Hoogacker’s funeral took place Friday at RG & GR Harris Funeral Home in Livonia. The Livonia Police Honor Guard and the U.S. Army Color Guard attended the service, giving a 21-gun salute and folding and presenting the flag to his family. He was to be buried Saturday in Livonia’s Parkview Memorial Cemetery at the feet of where his mother was laid to rest in 1950.

“This is a celebration,” said Ron Fennel, Hoogacker’s nephew. “This is a closure of one family but a recognition of the government’s commitment to the men and women who all throughout history have fought and defended this country. And they did so in service to a bigger cause.”

A member of the U.S. Army Color Guard presents a folded U.S. flag to Edgar Hoogacker, the brother of U.S. Army Private First Class Phillip Hoogacker (Eric Seals/Detroit Free Press/TNS)

Some are still waiting for their loved ones to be accounted for, including Patricia Ozybko, who wandered into the service after reading about Philip’s identification.

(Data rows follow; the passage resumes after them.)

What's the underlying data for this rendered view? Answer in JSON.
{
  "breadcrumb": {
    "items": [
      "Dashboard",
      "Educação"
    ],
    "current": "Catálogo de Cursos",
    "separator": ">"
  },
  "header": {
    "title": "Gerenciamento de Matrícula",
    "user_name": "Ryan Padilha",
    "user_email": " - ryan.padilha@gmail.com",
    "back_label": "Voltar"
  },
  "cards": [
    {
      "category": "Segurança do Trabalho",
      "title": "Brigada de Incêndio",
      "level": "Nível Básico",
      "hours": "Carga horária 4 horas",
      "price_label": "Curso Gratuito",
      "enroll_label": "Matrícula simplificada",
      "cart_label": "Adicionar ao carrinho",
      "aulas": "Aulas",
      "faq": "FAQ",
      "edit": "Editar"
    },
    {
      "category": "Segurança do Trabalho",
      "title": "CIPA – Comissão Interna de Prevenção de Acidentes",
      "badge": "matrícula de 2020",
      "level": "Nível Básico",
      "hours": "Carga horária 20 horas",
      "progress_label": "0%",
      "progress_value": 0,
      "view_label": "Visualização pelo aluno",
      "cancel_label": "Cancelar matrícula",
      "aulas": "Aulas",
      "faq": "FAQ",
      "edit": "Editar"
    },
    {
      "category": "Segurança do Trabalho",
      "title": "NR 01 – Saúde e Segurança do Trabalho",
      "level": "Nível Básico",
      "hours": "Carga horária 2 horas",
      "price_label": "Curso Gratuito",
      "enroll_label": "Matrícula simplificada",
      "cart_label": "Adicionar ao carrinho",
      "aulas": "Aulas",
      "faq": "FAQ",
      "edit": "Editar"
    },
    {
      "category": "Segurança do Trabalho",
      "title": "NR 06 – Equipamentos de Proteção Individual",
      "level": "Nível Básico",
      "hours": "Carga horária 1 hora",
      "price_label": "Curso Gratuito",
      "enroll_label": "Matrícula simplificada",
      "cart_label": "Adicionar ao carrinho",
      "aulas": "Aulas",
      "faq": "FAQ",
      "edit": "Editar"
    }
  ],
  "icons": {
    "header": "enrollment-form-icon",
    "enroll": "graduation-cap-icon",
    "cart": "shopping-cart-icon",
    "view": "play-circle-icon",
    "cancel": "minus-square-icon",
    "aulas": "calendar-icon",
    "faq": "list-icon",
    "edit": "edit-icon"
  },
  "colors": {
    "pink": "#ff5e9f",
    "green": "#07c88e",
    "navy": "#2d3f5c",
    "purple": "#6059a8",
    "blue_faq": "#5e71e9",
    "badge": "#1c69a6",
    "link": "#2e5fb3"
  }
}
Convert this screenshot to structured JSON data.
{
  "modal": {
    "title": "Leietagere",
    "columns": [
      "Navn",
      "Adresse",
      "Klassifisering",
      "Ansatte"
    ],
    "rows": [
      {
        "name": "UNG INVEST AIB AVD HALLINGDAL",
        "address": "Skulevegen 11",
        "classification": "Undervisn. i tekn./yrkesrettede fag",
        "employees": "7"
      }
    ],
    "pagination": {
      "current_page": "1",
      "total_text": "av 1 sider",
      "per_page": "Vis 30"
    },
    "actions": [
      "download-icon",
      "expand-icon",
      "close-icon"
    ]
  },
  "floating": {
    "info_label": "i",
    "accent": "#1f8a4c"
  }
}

Ozybko’s brother, John Donovan, was killed in action in 1951 during the Korean War. She’s still waiting, hoping that her brother will be brought home.

“When I saw this, I think I wanted to come to support them because, if I’m gone when they find my brother’s remains, I would hope that people would still come,” Ozybko said through tears.

Ozybko said meeting Helen, Edgar and the rest of Hoogacker’s family gave her hope that her brother might still be accounted for.

“A lot of people have not had this closure,” Helen Fennel said. “And that’s why I wanted people to know, because they’re still searching. And there’s still hope out there.”

In 1954, the U.S. government was able to get the remains of unidentified lost soldiers from the Korean War. They were interred in the National Memorial Cemetery of the Pacific in Honolulu, also known as the Punchbowl. About 7,500 Americans remain unaccounted for from the Korean War, the release said.

Helen Fennel said she’s hung a picture of her brother on her fridge since the day he disappeared.

“He died for our country,” she said. “And we’re so glad he’s here, back home again.”